Parcourir la galerie des animaux de l’écomusée de Saint-Léger à la bougie et à la lampe torche : c’est l’expérience que les visiteurs du « refuge des animaux » ont vécu le 13 février dernier, sous la conduite de Marc Corail, garde-moniteur du Parc national des Écrins.
Une occasion d'échanger des récits et des anecdotes sur les rapaces nocturnes, chauves-souris, blaireaux, martres, râles des genêts, crapauds, sauterelles et autres papillons de nuit... mais aussi de parler de l'importance de préserver la nuit … pour la nature, pour notre imaginaire et aussi comme moment privilégié de ressourcement.
Le Refuge des animaux bénéficie de la marque « Esprit parc national » et représente un remarquable outil de sensibilisation à la nature notamment à destination des enfants des classes de découverte.
« J'ai un grand plaisir à chaque fois à travailler avec ce musée » reconnaît Marc Corail qui a animé cette visite nocturne du musée, « même si, honnêtement, côtoyer des animaux empaillés est plutôt loin des mes aspirations naturalistes quotidiennes car je préfère bien sûr les rencontrer vivants même de loin, souvent de nuit, trop furtivement... »
Passé le bestiaire, la véritable richesse du refuge repose aussi sur ses animateurs qui, à travers une multitude de jeux, ateliers, quiz, balades contées en nature, font véritablement revivre toute cette faune locale. « Ce musée raconte aussi l'évolution de nos rapports à la nature » analyse Marc. « Des collections de serpents dans le formol, agneaux à deux têtes dignes du musée des horreurs et renards au rictus agressif, on en est venu à présenter aujourd'hui les animaux dans leurs milieux. C’est l’occasion aussi de parler des liens écologiques entre espèces. La vipère est sortie de son bocal et pend dans les serres du circaète Jean-Le-Blanc. Peut-être que demain on la mettra aussi en scène en train de capturer un campagnol terrestre, de même que le renard mulotant, histoire de valoriser tous les services qu'ils nous rendent au quotidien, à notre insu ».
Le crépuscule des animaux
Pour le naturaliste, le crépuscule est un moment privilégié. La lisière entre le jour et la nuit, quand tout un monde s'active : silhouette furtive de la sérotine commune en chasse sur les émergences de hannetons, rase-motte du hibou moyen-duc au-dessus des prairies fraîchement fauchées, concerts de calamites et stridulations des grillons ou de l'antaxie marbrée. Même les odeurs se transforment. Ou bien nos sens s'aiguisent-ils ?
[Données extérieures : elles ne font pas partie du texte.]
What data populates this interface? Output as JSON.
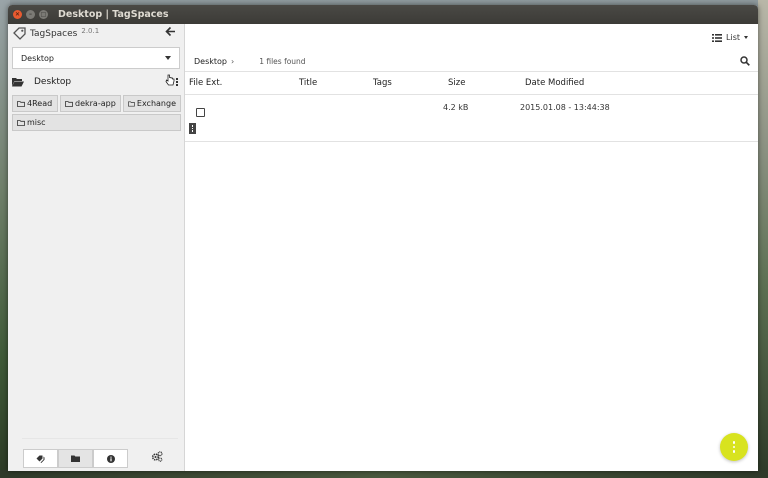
{
  "window": {
    "title": "Desktop | TagSpaces"
  },
  "app": {
    "name": "TagSpaces",
    "version": "2.0.1"
  },
  "sidebar": {
    "location": "Desktop",
    "current_dir": "Desktop",
    "subdirs": [
      "4Read",
      "dekra-app",
      "Exchange",
      "misc"
    ]
  },
  "topbar": {
    "view_label": "List"
  },
  "breadcrumb": {
    "path": "Desktop",
    "separator": "›",
    "found_text": "1 files found"
  },
  "table": {
    "headers": {
      "ext": "File Ext.",
      "title": "Title",
      "tags": "Tags",
      "size": "Size",
      "date": "Date Modified"
    },
    "rows": [
      {
        "ext": "",
        "title": "",
        "tags": "",
        "size": "4.2 kB",
        "date": "2015.01.08 - 13:44:38"
      }
    ]
  },
  "colors": {
    "accent": "#d8e31f",
    "titlebar": "#3c3b37",
    "sidebar_bg": "#f0f0f0"
  }
}
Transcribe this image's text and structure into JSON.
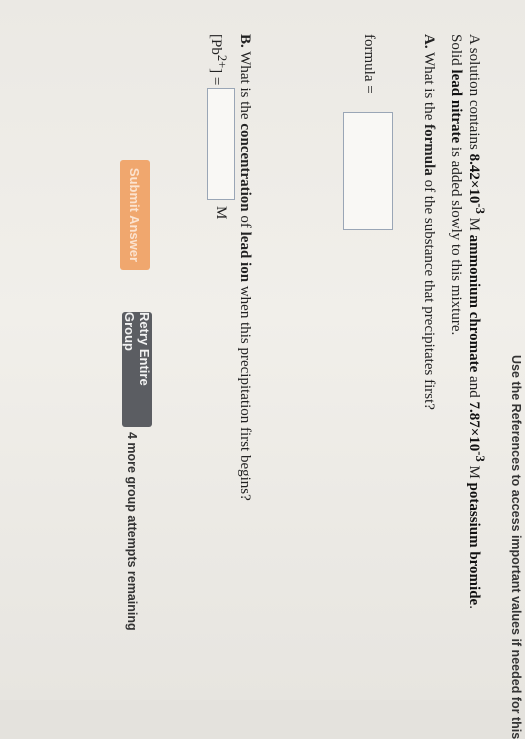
{
  "header": {
    "references_text": "Use the References to access important values if needed for this"
  },
  "problem": {
    "t1": "A solution contains ",
    "b1": "8.42×10",
    "e1": "-3",
    "t2": " M ",
    "b2": "ammonium chromate",
    "t3": " and ",
    "b3": "7.87×10",
    "e3": "-3",
    "t4": " M ",
    "b4": "potassium bromide",
    "t5": ".",
    "t6": "Solid ",
    "b6": "lead nitrate",
    "t7": " is added slowly to this mixture."
  },
  "part_a": {
    "label": "A.",
    "pre": " What is the ",
    "bold": "formula",
    "post": " of the substance that precipitates first?",
    "field_label": "formula =",
    "value": ""
  },
  "part_b": {
    "label": "B.",
    "pre": " What is the ",
    "bold1": "concentration",
    "mid": " of ",
    "bold2": "lead ion",
    "post": " when this precipitation first begins?",
    "field_label_pre": "[Pb",
    "field_label_sup": "2+",
    "field_label_post": "] =",
    "value": "",
    "unit": "M"
  },
  "buttons": {
    "submit": "Submit Answer",
    "retry": "Retry Entire Group"
  },
  "attempts_text": "4 more group attempts remaining"
}
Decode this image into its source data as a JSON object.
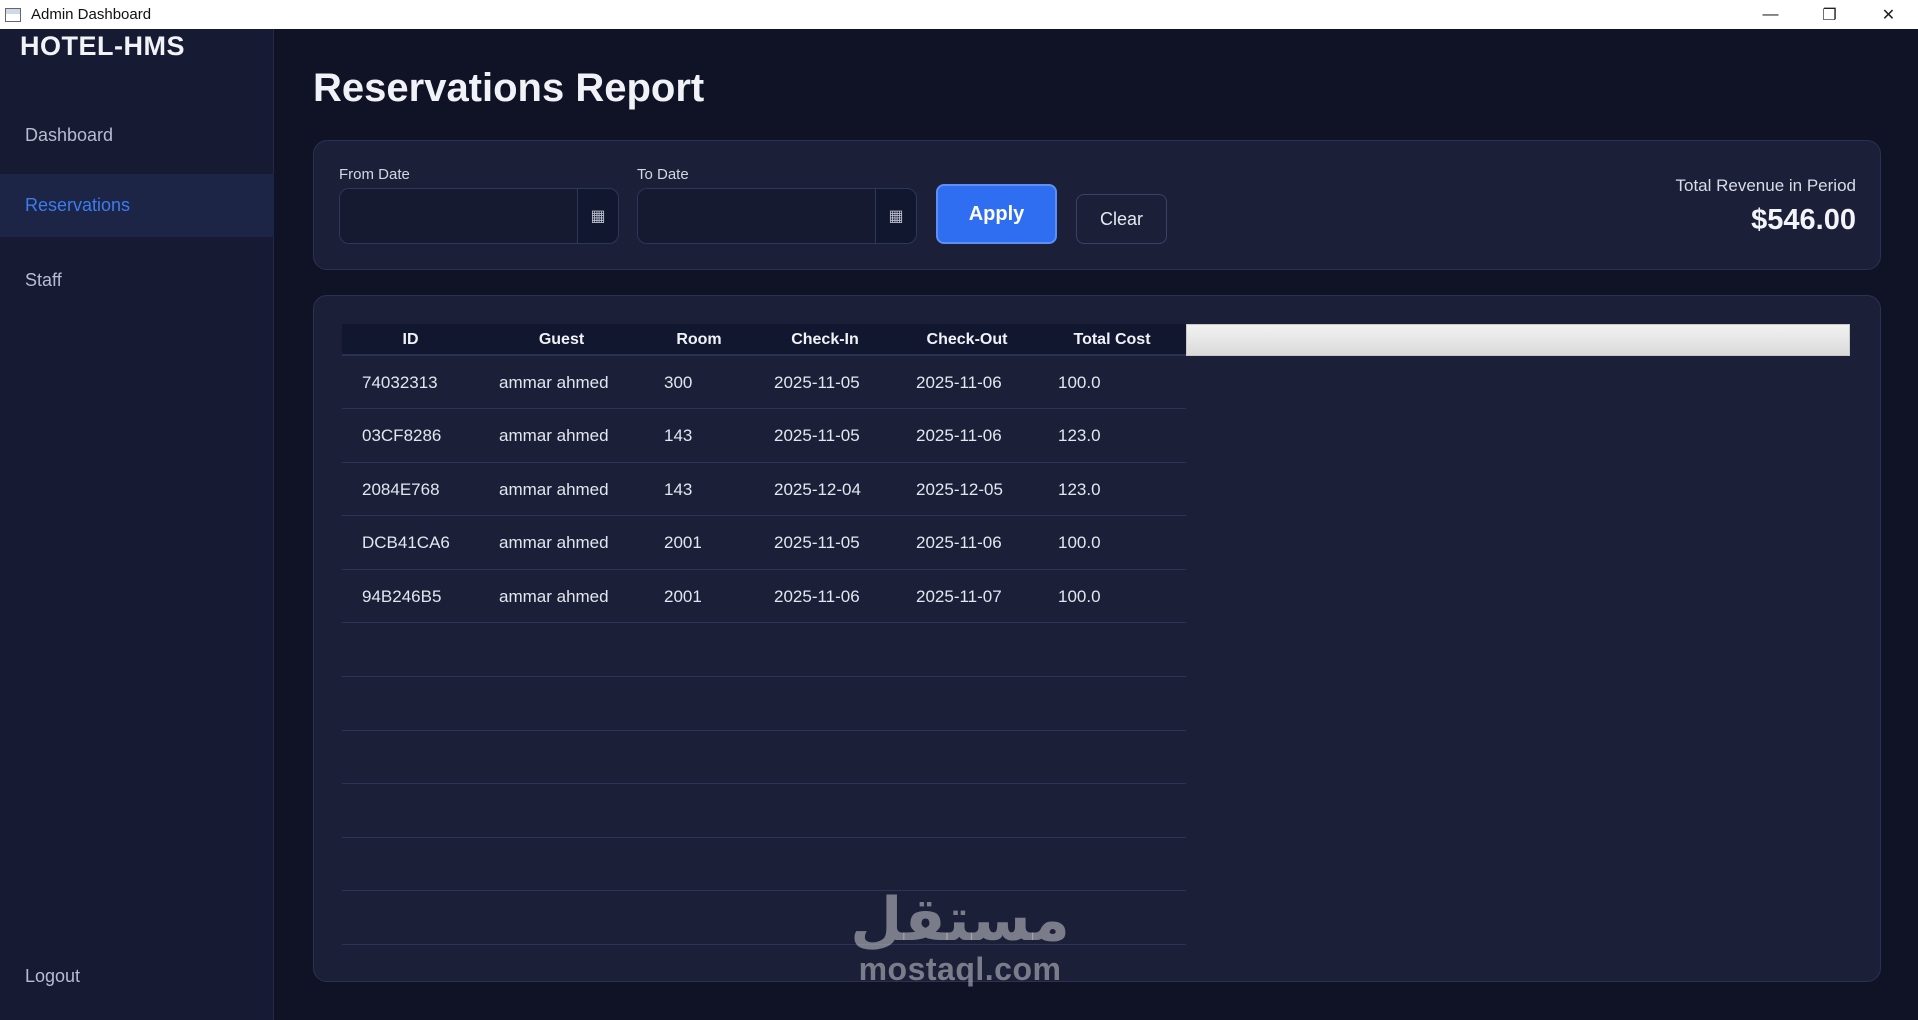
{
  "window": {
    "title": "Admin Dashboard",
    "controls": {
      "minimize": "—",
      "restore": "❐",
      "close": "✕"
    }
  },
  "sidebar": {
    "brand": "HOTEL-HMS",
    "items": [
      {
        "label": "Dashboard",
        "active": false
      },
      {
        "label": "Reservations",
        "active": true
      },
      {
        "label": "Staff",
        "active": false
      }
    ],
    "logout_label": "Logout"
  },
  "page": {
    "title": "Reservations Report"
  },
  "filters": {
    "from_label": "From Date",
    "from_value": "",
    "to_label": "To Date",
    "to_value": "",
    "calendar_icon": "▦",
    "apply_label": "Apply",
    "clear_label": "Clear",
    "revenue_label": "Total Revenue in Period",
    "revenue_value": "$546.00"
  },
  "table": {
    "columns": [
      "ID",
      "Guest",
      "Room",
      "Check-In",
      "Check-Out",
      "Total Cost"
    ],
    "rows": [
      [
        "74032313",
        "ammar ahmed",
        "300",
        "2025-11-05",
        "2025-11-06",
        "100.0"
      ],
      [
        "03CF8286",
        "ammar ahmed",
        "143",
        "2025-11-05",
        "2025-11-06",
        "123.0"
      ],
      [
        "2084E768",
        "ammar ahmed",
        "143",
        "2025-12-04",
        "2025-12-05",
        "123.0"
      ],
      [
        "DCB41CA6",
        "ammar ahmed",
        "2001",
        "2025-11-05",
        "2025-11-06",
        "100.0"
      ],
      [
        "94B246B5",
        "ammar ahmed",
        "2001",
        "2025-11-06",
        "2025-11-07",
        "100.0"
      ]
    ]
  },
  "watermark": {
    "arabic": "مستقل",
    "latin": "mostaql.com"
  },
  "colors": {
    "accent": "#2f6ef0",
    "active_nav_text": "#3d7bf0",
    "background": "#0f1325",
    "sidebar": "#161b33",
    "card": "#1b2038"
  }
}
L'antaxie marbrée : cette sauterelle très mimétique se détecte par contre très bien la nuit grâce à ses stridulations ultrasonores.
Malheureusement le mot crépuscule a aussi ce double sens de déclin.
''Le crépuscule des animaux nous renvoie aussi déclin de la biodiversité que les grands médias nous relaient en boucle maintenant. On a perdu en 30 ans la moitié de nos effectifs d'oiseaux et peut-être près de 80% des effectifs d'insectes. Pourtant, force est de constater que bien trop peu est encore fait pour inverser la tendance. Je fais un métier formidable, tous les jours au contact de la nature, et qui en fait rêver beaucoup. Cependant une partie non négligeable de mon travail consiste de plus en plus à faire le constat local de ce déclin … même sur nos territoires de parcs nationaux que l'on pourrait considérer a priori comme préservés''.
A contre courant, quelques retours d'espèces peuvent nous réjouir comme le retour du gypaète, du castor ou tout récemment de la loutre sur la Durance après 50 années d'absence.
Exhumée en dernière minute des réserves du Refuge des animaux, une loutre piégée et naturalisée en 1953 dans le Valgaudemar a été l'occasion d'illustrer ce retour du sauvage nocturne.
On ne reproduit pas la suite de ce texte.